Schattenblick →INFOPOOL →POLITIK → REDAKTION

NAHOST/1215: NATO-Kriegstreiber beschwören syrische Chemiewaffengefahr (SB)


NATO-Kriegstreiber beschwören syrische Chemiewaffengefahr

Patriot-Raketen sollen in die Türkei - ein Handlungszwang muß her



Nach den Flugzeuganschlägen vom 11. September 2001 in den USA hatte die NATO zum ersten Mal in ihrer Geschichte den Verteidigungsfall ausgerufen. Weniger als einen Monat später marschierten westliche Truppen in Afghanistan ein, um den angeblich Hauptverantwortlichen für die brutale Ermordung von rund 3000 Menschen in New York und Arlington, den saudischen Bauunternehmer und Mäzen Osama Bin Laden, festzunehmen. Bis heute ist der Bericht, den die USA zuvor der NATO bezüglich der Verwicklung von Bin Ladens Al-Kaida-"Netzwerk" in die 9/11-Anschläge vorlegte, nicht veröffentlicht worden. Auch das Versprechen des damaligen US-Außenministers General a. D. Colin Powell, der Weltöffentlichkeit die "Beweise" für die Schuld von Bin Laden und Konsorten zu präsentieren, ist niemals eingehalten worden.
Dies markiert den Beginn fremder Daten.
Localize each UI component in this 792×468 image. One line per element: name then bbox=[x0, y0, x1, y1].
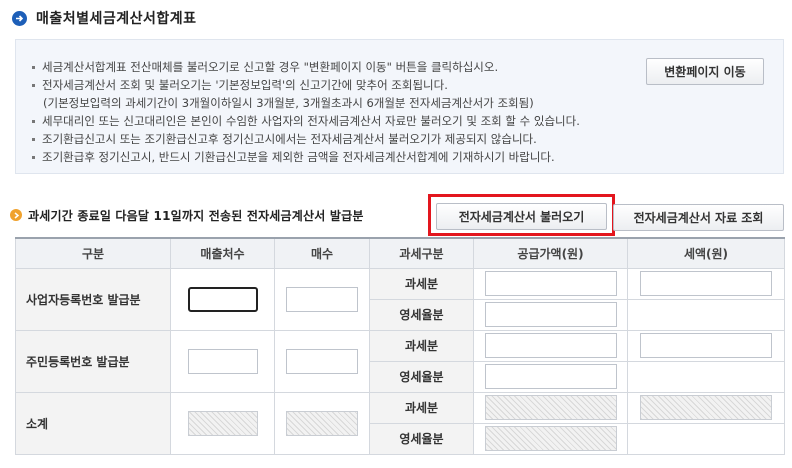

Statt dessen hat Powell im Februar 2003 vor dem Sicherheitsrat der Vereinten Nationen in New York eine irreführende, vollkommen erlogene Version der angeblich von Saddam Husseins Irak ausgehenden Bedrohung - ein Einsatz von "Massenvernichtungswaffen" durch das "Regime" in Bagdad oder durch mit ihm befreundete "Terroristen" - präsentiert, die den Einfall amerikanischer, australischer und britischer Streitkräfte in das Zweistromland einen Monat später rechtfertigen sollte. Schon nach wenigen Wochen entpuppten sich die vermeintlichen "Erkenntnisse" der US-Geheimdienste über die Existenz von atomaren, biologischen und chemischen Waffen im Irak als plumpe Kriegspropaganda.

Bis heute sind die von der CIA erstellten DIA-Bilder jener "mobilen Biowaffenlabore" unvergessen, mit denen laut Powell die Iraker genug Anthrax und anderes Giftzeug herstellen könnten, "um Tausende über Tausende Menschen zu töten", die es aber in Wirklichkeit niemals gab. Damals hat die US-Regierung um Powell, Präsident George W. Bush, Vizepräsident Dick Cheney, Verteidigungsminister Donald Rumsfeld und die Nationale Sicherheitsberaterin Condoleezza Rice über Monate hinweg Schauergeschichten zum Beispiel über "Aluminiumröhren", die Saddam Hussein zur Urananreicherung und damit zum Bau von Atomwaffen verwenden könnte, mittels Multiplikatoren in den US-Medien, allen voran Pulitzerpreisträgerin Judith Miller bei der New York Times, lanciert, um anschließend selbst offiziell Stellung dazu zu nehmen, vor "Atompilzen" über amerikanischen Großstädten zu warnen und einen Handlungszwang zu unterstellen.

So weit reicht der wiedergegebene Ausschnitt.